Researchers will collect massive amounts of data from participants, including annual brain scans and blood samples, as well as information from their smartphones, such as when they use the device for the first and last time each day. The findings of this process, known as “deep phenotyping,” will be uploaded to a repository shared by all six research sites and used to better understand differences between disorder subtypes and trajectories.

Hopkins researchers intend to recruit approximately 300 people for the study and will work with community organizations to ensure a diverse group is recruited.

Dr. Fernando Goes, director of the school’s Precision Medicine Center of Excellence in Mood Disorders, will lead the effort.

According to Goes, there are no eligibility requirements for the study other than being diagnosed with bipolar 1 and being willing to commit to a long-term project. Participants, he added, should ideally be patients in the Hopkins medical system. As a result, the study’s findings could be easily applied to improving patient care even before the project is completed.

While that could be accomplished with patients outside of the health care system, Goes believes that “the easiest way is within our health care system, where the investigators and clinicians are either the same people, or they rub shoulders in the hallways.”

The study’s preparations took even longer than the study itself is expected to last.

Altimus stated that it took 80 months — nearly seven years — of planning and an additional nine months of selecting and preparing the sites. During the planning stages, researchers polled nearly 6,500 people with bipolar disorder, depression, or both to see what they wanted to be studied.

They prioritized metabolism, sleep, cognition, and social engagement, according to Altimus, a departure from the simplistic model used by researchers to study bipolar disorder, which divides the disease into periods of depression and mania.

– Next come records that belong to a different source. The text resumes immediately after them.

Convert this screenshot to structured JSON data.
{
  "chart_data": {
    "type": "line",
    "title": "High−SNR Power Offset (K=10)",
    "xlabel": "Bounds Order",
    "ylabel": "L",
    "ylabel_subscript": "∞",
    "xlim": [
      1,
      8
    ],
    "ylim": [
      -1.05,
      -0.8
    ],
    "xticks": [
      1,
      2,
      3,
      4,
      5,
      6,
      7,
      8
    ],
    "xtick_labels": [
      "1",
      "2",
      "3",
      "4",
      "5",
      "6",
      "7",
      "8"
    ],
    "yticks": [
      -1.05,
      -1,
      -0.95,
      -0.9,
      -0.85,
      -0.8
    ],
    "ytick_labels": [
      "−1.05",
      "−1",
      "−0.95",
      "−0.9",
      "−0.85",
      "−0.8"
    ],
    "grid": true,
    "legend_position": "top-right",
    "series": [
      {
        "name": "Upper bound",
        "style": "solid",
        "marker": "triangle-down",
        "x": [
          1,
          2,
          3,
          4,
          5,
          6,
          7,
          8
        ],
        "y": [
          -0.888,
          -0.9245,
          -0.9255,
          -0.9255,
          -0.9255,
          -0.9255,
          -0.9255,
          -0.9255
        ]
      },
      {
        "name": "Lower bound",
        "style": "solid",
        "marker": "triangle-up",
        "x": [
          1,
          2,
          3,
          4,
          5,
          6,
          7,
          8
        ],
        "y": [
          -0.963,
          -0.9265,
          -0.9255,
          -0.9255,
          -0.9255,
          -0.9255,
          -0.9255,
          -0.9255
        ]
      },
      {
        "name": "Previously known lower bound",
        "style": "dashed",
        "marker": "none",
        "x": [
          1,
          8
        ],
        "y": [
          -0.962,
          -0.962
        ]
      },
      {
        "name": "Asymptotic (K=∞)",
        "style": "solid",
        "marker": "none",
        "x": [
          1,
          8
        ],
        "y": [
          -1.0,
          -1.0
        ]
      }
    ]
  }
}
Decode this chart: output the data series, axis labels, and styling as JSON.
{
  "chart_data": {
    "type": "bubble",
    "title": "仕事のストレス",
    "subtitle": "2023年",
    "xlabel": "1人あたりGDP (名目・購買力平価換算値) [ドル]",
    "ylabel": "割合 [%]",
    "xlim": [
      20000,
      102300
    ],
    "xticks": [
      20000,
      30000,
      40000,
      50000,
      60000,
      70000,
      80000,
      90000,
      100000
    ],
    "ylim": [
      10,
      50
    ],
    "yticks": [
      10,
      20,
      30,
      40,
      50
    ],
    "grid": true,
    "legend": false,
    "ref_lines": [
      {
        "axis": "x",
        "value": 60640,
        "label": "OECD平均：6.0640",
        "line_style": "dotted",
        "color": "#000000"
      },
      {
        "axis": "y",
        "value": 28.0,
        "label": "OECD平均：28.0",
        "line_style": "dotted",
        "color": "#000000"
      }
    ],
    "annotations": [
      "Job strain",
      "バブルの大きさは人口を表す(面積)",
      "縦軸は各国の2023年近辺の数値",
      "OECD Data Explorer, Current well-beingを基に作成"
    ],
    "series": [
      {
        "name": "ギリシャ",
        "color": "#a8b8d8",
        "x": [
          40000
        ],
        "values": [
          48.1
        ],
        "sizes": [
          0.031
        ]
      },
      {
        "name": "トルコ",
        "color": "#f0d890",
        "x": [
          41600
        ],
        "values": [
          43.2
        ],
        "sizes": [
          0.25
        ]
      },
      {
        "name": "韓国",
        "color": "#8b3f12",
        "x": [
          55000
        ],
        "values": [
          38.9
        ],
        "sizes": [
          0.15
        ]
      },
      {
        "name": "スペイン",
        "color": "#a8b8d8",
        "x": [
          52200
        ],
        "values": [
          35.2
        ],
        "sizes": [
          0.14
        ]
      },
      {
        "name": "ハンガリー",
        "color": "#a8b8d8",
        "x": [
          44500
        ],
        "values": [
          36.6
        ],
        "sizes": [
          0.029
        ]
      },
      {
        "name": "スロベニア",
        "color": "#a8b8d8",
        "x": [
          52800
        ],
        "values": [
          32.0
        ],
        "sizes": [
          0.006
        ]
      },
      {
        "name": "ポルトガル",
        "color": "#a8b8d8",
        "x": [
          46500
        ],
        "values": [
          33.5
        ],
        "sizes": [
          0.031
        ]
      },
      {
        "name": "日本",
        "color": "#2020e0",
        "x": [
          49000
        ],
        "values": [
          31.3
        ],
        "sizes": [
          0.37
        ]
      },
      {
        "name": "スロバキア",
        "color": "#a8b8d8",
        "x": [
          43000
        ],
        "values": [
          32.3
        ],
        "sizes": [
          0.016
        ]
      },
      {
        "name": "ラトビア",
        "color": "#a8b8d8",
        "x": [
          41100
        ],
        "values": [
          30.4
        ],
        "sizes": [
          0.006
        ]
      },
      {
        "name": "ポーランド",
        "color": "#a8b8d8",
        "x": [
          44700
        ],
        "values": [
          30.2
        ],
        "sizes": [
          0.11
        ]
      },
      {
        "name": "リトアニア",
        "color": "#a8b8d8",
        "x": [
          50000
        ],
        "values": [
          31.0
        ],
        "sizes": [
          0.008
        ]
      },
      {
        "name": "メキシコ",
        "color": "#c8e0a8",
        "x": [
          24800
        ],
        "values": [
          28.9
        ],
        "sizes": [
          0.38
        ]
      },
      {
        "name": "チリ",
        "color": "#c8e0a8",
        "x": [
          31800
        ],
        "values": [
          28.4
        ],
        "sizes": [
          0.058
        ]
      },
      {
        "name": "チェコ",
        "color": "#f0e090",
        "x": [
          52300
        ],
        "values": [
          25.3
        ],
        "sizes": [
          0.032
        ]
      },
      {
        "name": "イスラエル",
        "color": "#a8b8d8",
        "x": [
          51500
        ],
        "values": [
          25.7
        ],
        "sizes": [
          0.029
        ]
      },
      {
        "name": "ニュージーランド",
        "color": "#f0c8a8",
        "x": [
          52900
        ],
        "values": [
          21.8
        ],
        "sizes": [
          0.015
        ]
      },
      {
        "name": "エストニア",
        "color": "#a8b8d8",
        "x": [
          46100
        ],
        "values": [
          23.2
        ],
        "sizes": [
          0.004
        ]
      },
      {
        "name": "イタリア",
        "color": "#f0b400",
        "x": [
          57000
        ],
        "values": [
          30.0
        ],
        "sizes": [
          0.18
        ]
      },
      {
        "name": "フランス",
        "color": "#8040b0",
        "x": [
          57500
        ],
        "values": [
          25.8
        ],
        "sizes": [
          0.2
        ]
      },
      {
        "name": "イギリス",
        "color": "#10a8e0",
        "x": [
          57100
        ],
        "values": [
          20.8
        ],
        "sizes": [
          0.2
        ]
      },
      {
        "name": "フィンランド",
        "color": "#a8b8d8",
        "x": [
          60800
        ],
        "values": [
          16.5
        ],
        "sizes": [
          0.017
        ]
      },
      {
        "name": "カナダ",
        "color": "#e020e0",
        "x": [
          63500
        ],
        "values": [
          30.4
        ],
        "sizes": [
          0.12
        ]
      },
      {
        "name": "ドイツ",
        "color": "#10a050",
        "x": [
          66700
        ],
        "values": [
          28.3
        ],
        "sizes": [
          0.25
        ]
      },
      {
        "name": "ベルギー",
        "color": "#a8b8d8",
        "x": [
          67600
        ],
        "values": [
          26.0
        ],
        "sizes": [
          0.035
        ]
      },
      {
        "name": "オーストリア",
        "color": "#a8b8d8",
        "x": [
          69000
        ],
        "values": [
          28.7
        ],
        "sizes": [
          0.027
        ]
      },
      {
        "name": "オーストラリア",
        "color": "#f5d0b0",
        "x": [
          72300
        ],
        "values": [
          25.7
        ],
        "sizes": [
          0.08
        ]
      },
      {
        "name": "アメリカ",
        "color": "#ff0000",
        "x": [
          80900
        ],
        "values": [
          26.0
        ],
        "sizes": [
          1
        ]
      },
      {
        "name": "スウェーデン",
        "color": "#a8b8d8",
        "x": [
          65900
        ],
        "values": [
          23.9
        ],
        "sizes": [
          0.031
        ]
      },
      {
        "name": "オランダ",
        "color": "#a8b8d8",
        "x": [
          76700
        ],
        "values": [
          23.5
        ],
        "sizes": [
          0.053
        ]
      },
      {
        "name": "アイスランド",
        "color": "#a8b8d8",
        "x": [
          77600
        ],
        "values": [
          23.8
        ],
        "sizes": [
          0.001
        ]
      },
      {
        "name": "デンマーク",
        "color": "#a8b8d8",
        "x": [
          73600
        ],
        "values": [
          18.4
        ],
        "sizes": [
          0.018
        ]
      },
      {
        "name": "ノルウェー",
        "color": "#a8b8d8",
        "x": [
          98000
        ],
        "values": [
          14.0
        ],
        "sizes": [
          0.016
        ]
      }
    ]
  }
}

“What we often miss is that people with bipolar also experience changes in energy and changes in cognition and changes in ability to engage in life,” says Altimus. “That’s why this study is so important.”

“What we’re really hoping to do is move beyond our understanding of bipolar as just kind of the outward expression of mania and depression and bring this into a space of really understanding the whole person, as bipolar affects them,” she said, “and how that affects their ability to get out of bed in the morning or their ability to have energy over time or how that affects sleep and wake cycles, or the ability to engage socially or not, or think clearly or not.”

Kerry Graves, executive director of NAMI Metropolitan Baltimore, a mental health organization dedicated to increasing public understanding of mental illnesses, was enthusiastic about the new bipolar study. While studying mental health conditions is costly, so is caring for someone with a mental health condition, according to Graves.

“Mental health conditions, in general, are some of the most treatable conditions out there,” said Graves. “If we can get the correct treatment strategies through research, the changes that would make are really, really dramatic.”

Cole Brown, the memoir author, has been hospitalized for bipolar disorder for more than 25 years. Her recovery has been hampered by the deaths of her husband, parents, and older sister, whom she described as the “glue” of her family.

She gets adequate rest. She takes her medications on a regular basis. She thinks about the Bible. She says a prayer. She does not consume alcohol. Above all, she is clinging to hope.

“My life is proof that you can live differently than what people thought,” she was quoted as saying. “It is also what you believe for yourself.” What are you feeling in your heart? What do you believe about your potential? “How far are you willing to go to stay healthy?”